Die Arbeitsgemeinschaft bäuerliche Landwirtschaft (AbL) zeigt sich enttäuscht über die Haltung der Landesregierung Sachsen-Anhalt im Hinblick auf den Verkauf der Deutschen Agrar Holding (DAH) an den australischen Investor Igneo Infrastructure Partners. Dieser Verkauf betrifft rund 20.000 Hektar Agrarland in mehreren deutschen Bundesländern, darunter auch in Sachsen-Anhalt. Trotz der Bedenken der AbL sieht Minister Sven Schulze (CDU) keinen Handlungsbedarf, um gegen solche Share Deals vorzugehen, die landwirtschaftliche Betriebe über den Erwerb von Unternehmensanteilen durch außerlandwirtschaftliche Investoren kaufen.
Die AbL kritisiert, dass durch solche Deals die regionalen Landwirtschaftsbetriebe verdrängt werden, da sie gegen die kapitalstarken Investoren, die ihr Geld außerhalb der Landwirtschaft verdienen, kaum eine Chance haben. Dies gefährde nicht nur die Existenz von bäuerlichen Betrieben, sondern auch die Ernährungssouveränität in Sachsen-Anhalt. Der Sprecher der AbL Sachsen-Anhalt, Martin Zschoche, fordert daher ein Agrarstrukturgesetz, das landwirtschaftliche Betriebe schützt und den Einfluss von Investoren auf den Bodenmarkt begrenzt.
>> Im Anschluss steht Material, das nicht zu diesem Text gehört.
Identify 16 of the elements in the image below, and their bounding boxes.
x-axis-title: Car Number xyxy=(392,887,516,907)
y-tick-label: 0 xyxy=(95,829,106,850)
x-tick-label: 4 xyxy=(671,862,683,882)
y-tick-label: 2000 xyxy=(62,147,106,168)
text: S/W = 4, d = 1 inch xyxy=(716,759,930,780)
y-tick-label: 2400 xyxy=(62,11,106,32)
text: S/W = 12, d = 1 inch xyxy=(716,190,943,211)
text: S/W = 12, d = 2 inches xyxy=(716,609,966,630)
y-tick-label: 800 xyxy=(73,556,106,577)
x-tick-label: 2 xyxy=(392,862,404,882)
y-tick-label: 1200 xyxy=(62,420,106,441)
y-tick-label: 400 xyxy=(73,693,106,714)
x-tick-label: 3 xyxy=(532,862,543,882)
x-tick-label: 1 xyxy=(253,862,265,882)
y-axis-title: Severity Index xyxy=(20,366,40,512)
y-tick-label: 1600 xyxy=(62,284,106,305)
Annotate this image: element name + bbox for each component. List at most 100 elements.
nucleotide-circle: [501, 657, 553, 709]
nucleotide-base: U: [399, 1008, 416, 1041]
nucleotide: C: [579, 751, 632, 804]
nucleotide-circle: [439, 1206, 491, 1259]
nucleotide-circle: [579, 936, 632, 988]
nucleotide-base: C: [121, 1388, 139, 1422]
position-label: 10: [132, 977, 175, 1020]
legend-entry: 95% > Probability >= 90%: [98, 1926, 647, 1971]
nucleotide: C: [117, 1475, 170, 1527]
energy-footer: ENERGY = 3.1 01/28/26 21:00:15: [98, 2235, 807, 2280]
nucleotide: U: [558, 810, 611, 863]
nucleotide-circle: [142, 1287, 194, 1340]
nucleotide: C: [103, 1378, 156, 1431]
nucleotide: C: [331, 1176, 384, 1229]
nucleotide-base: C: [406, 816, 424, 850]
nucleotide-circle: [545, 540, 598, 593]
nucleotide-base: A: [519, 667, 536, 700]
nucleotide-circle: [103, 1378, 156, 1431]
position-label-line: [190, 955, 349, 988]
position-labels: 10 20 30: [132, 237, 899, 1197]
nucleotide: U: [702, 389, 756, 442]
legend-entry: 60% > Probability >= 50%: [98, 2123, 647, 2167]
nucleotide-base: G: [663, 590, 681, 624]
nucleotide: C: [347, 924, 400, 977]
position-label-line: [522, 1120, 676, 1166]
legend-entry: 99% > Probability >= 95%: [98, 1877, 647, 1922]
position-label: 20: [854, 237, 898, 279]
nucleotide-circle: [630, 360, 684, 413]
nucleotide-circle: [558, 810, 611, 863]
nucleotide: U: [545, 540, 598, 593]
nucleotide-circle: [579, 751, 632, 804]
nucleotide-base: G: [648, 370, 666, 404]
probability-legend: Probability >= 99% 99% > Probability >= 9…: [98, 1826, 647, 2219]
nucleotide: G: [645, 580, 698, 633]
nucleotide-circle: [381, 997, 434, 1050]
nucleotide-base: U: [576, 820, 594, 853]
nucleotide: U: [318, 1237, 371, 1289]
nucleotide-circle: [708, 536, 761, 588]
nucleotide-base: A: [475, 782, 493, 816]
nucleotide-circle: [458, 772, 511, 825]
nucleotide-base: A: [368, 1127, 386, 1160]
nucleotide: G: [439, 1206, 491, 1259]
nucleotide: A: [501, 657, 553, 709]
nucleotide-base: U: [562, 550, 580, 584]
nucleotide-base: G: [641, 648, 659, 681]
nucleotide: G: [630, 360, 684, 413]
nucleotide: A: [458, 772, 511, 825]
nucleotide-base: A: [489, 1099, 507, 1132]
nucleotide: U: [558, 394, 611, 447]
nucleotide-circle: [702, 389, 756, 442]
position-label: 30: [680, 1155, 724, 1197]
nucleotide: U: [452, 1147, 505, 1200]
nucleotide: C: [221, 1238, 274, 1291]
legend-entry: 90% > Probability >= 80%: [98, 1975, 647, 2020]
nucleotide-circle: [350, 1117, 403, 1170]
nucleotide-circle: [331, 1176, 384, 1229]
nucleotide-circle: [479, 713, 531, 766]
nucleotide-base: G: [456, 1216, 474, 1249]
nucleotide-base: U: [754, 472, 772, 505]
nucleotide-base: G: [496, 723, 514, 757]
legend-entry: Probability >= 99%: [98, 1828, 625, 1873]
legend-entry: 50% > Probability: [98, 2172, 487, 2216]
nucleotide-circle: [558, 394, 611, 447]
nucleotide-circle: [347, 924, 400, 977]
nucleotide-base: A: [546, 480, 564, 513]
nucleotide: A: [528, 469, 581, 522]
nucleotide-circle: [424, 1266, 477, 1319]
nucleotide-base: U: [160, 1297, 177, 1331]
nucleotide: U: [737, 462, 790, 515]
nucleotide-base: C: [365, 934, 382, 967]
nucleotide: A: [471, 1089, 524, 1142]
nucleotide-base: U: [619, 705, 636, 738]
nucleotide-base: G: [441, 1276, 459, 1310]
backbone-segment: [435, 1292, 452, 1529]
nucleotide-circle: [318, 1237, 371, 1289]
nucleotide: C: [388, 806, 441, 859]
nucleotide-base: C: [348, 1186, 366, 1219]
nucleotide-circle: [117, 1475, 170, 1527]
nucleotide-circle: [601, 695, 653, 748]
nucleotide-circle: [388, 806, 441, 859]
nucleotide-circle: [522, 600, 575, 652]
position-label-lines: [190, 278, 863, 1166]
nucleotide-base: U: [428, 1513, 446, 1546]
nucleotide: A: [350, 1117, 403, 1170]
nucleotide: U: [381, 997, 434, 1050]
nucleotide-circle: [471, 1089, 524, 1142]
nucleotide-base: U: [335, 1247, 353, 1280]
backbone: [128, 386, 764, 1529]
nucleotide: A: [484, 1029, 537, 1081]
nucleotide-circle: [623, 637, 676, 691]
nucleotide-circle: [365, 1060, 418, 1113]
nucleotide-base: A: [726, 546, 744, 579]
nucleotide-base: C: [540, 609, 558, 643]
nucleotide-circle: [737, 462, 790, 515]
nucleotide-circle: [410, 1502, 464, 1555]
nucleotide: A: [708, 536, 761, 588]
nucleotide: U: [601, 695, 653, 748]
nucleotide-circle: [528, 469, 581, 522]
Der Fall der Deutschen Agrar Holding (DAH):
Die DAH, die im Jahr 2023 an Igneo Infrastructure Partners verkauft wurde, umfasst 20.000 Hektar landwirtschaftliche Nutzflächen in Brandenburg, Berlin, Sachsen, Sachsen-Anhalt, Schleswig-Holstein und Mecklenburg-Vorpommern. Igneo Infrastructure Partners ist ein global tätiger Investor mit einem Anlagevolumen von 19,2 Milliarden US-Dollar, eine Tochtergesellschaft der australischen First Sentier Investors, die wiederum dem japanischen Finanzriesen Mitsubishi UFJ Financial Group (MUFG) gehört.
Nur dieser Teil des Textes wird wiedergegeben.